Haartransplantation

Haare

von Reza Azar |

Haare sind das Fachgebiet und die Leidenschaft von Reza Azar, dem Ärztlichen Leiter des Zentrum für moderne Haartransplantation. Im Gebiet der Haarchirurgie ist er Spezialist und Pionier – so entwickelte er die I-FUE Methode, eines der weltweit schonendsten Verfahren zur Haartransplantation.

Der Blog soll Sie mit allen grudlegenden Begrifflichkeiten vertraut machen und Sie rundum über das Thema Haare, Haartransplantation, Haarverlängerung und Haarchirurgie informieren. In diesem Beitrag geht es nun ganz allgemein um das Haar, seine Zusammensetzung, Lebensdauer und den Haarzyklus.

Haare – Zusammensetzung & Vorkommen

Haare sind lange Hornfäden, deren Hauptbestandteil Keratin (ein Sammelbegriff für wasserunlösliche Faserproteine) ausmacht. Haare bestehen hauptsächlich aus den chemischen Elementen Kohlenstoff, Sauerstoff, Stickstoff, Wasserstoff und Schwefel.

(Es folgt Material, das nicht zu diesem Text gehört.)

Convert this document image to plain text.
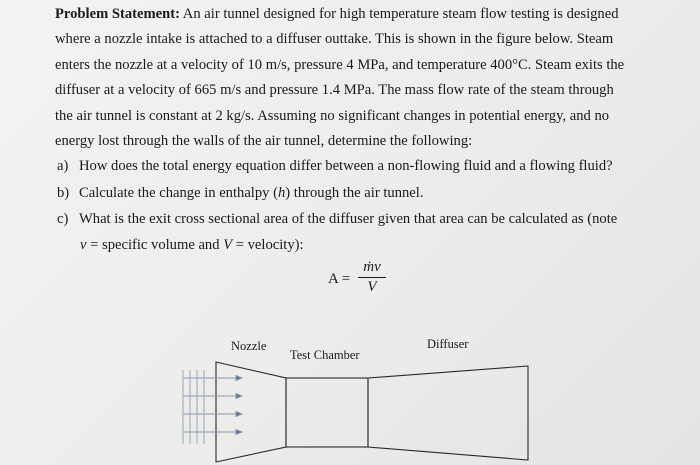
Problem Statement: An air tunnel designed for high temperature steam flow testing is designed
where a nozzle intake is attached to a diffuser outtake. This is shown in the figure below. Steam
enters the nozzle at a velocity of 10 m/s, pressure 4 MPa, and temperature 400°C. Steam exits the
diffuser at a velocity of 665 m/s and pressure 1.4 MPa. The mass flow rate of the steam through
the air tunnel is constant at 2 kg/s. Assuming no significant changes in potential energy, and no
energy lost through the walls of the air tunnel, determine the following:
a) How does the total energy equation differ between a non-flowing fluid and a flowing fluid?
b) Calculate the change in enthalpy (h) through the air tunnel.
c) What is the exit cross sectional area of the diffuser given that area can be calculated as (note
v = specific volume and V = velocity):
$A = \frac{\text{ṁv}}{V}$
Nozzle
Test Chamber
Diffuser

Sie bedecken beim Menschen fast den gesamten Körper und sind mehr oder weniger dicht angesiedelt. Über die Haarverdichtung lässt sich dieser Zustand jedoch beeinflussen. Unbehaart bleiben jedoch die Brustwarzen, die Handflächen und Fingerinnenseiten sowie die Fußsohlen und das Lippenrot.

Haare – Lebensdauer & Haarzyklus

Ein Haar besitzt eine Haarwurzel mit einer ungefähren Lebensdauer von sechs bis acht Jahren, die sich in unterschiedliche Phasen (Haarzyklus) einteilen lässt.

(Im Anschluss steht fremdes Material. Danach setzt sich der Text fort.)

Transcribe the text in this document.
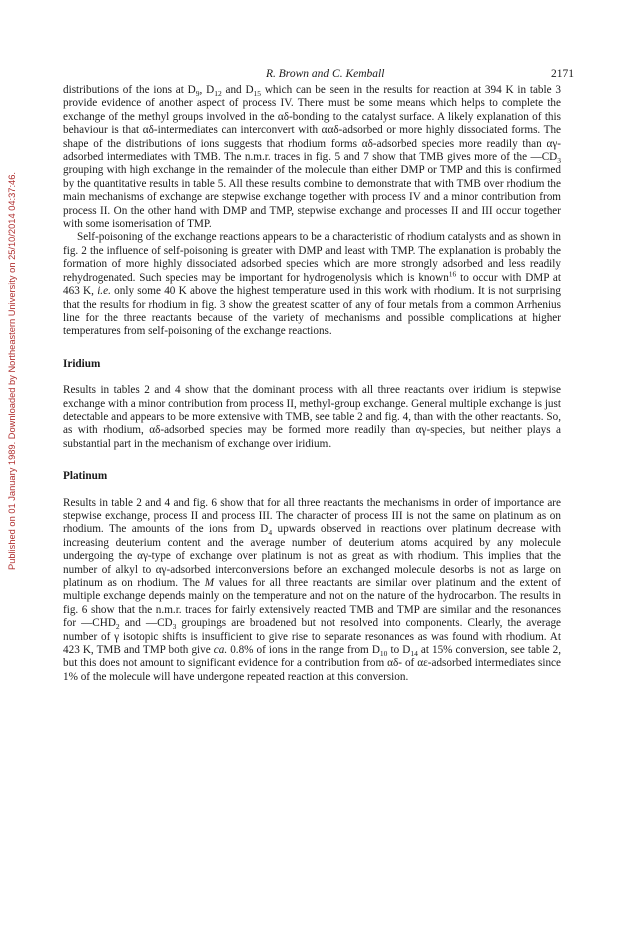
R. Brown and C. Kemball	2171
Published on 01 January 1989. Downloaded by Northeastern University on 25/10/2014 04:37:46.

distributions of the ions at $D_9$, $D_{12}$ and $D_{15}$ which can be seen in the results for reaction at 394 K in table 3 provide evidence of another aspect of process IV. There must be some means which helps to complete the exchange of the methyl groups involved in the αδ-bonding to the catalyst surface. A likely explanation of this behaviour is that αδ-intermediates can interconvert with ααδ-adsorbed or more highly dissociated forms. The shape of the distributions of ions suggests that rhodium forms αδ-adsorbed species more readily than αγ-adsorbed intermediates with TMB. The n.m.r. traces in fig. 5 and 7 show that TMB gives more of the $—CD_3$ grouping with high exchange in the remainder of the molecule than either DMP or TMP and this is confirmed by the quantitative results in table 5. All these results combine to demonstrate that with TMB over rhodium the main mechanisms of exchange are stepwise exchange together with process IV and a minor contribution from process II. On the other hand with DMP and TMP, stepwise exchange and processes II and III occur together with some isomerisation of TMP.

Self-poisoning of the exchange reactions appears to be a characteristic of rhodium catalysts and as shown in fig. 2 the influence of self-poisoning is greater with DMP and least with TMP. The explanation is probably the formation of more highly dissociated adsorbed species which are more strongly adsorbed and less readily rehydrogenated. Such species may be important for hydrogenolysis which is known$^{16}$ to occur with DMP at 463 K, i.e. only some 40 K above the highest temperature used in this work with rhodium. It is not surprising that the results for rhodium in fig. 3 show the greatest scatter of any of four metals from a common Arrhenius line for the three reactants because of the variety of mechanisms and possible complications at higher temperatures from self-poisoning of the exchange reactions.

Iridium

Results in tables 2 and 4 show that the dominant process with all three reactants over iridium is stepwise exchange with a minor contribution from process II, methyl-group exchange. General multiple exchange is just detectable and appears to be more extensive with TMB, see table 2 and fig. 4, than with the other reactants. So, as with rhodium, αδ-adsorbed species may be formed more readily than αγ-species, but neither plays a substantial part in the mechanism of exchange over iridium.

Platinum

Results in table 2 and 4 and fig. 6 show that for all three reactants the mechanisms in order of importance are stepwise exchange, process II and process III. The character of process III is not the same on platinum as on rhodium. The amounts of the ions from $D_4$ upwards observed in reactions over platinum decrease with increasing deuterium content and the average number of deuterium atoms acquired by any molecule undergoing the αγ-type of exchange over platinum is not as great as with rhodium. This implies that the number of alkyl to αγ-adsorbed interconversions before an exchanged molecule desorbs is not as large on platinum as on rhodium. The M values for all three reactants are similar over platinum and the extent of multiple exchange depends mainly on the temperature and not on the nature of the hydrocarbon. The results in fig. 6 show that the n.m.r. traces for fairly extensively reacted TMB and TMP are similar and the resonances for $—CHD_2$ and $—CD_3$ groupings are broadened but not resolved into components. Clearly, the average number of γ isotopic shifts is insufficient to give rise to separate resonances as was found with rhodium. At 423 K, TMB and TMP both give ca. 0.8% of ions in the range from $D_{10}$ to $D_{14}$ at 15% conversion, see table 2, but this does not amount to significant evidence for a contribution from αδ- of αε-adsorbed intermediates since 1% of the molecule will have undergone repeated reaction at this conversion.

In der Wachstumsphase (Anagenphase) entsteht die Haarwurzel und das Haar (hier: Papillarhaar) bildet sich. Die meisten Haare (über 80%) befinden sich in dieser am längsten andauernden Phase, bevor sie in die Katagenphase übergehen. In diesem Zeitraum (Katagenphase – nur ungefähr 1% der Haare befinden sich in dieser Phase) stoppt die Zellproduktion und die Haarfollikel verengt sich im unteren Bereich, um sich anschließend von der Papille zu lösen und in die Telogenphase überzugehen. Diese End- oder Zielphase dient der Erneuerung und Regeneration von Papille und Haarfollikel (Haare in diesem Zustand werden auch als „Kolbenhaar“ bezeichnet), in der die Zellteilung wiederaufgenommen wird.

Auf dem Kopf trägt ein erwachsener Mensch ca. 75.000-150.000 Haare. Bei einigen Menschen kommt es aber aus verschiedenen Gründen zu Haarausfall. Dieser ist oft genetisch bedingt und wird vermutlich ua. durch Stressfaktoren ausgelöst oder verstärkt.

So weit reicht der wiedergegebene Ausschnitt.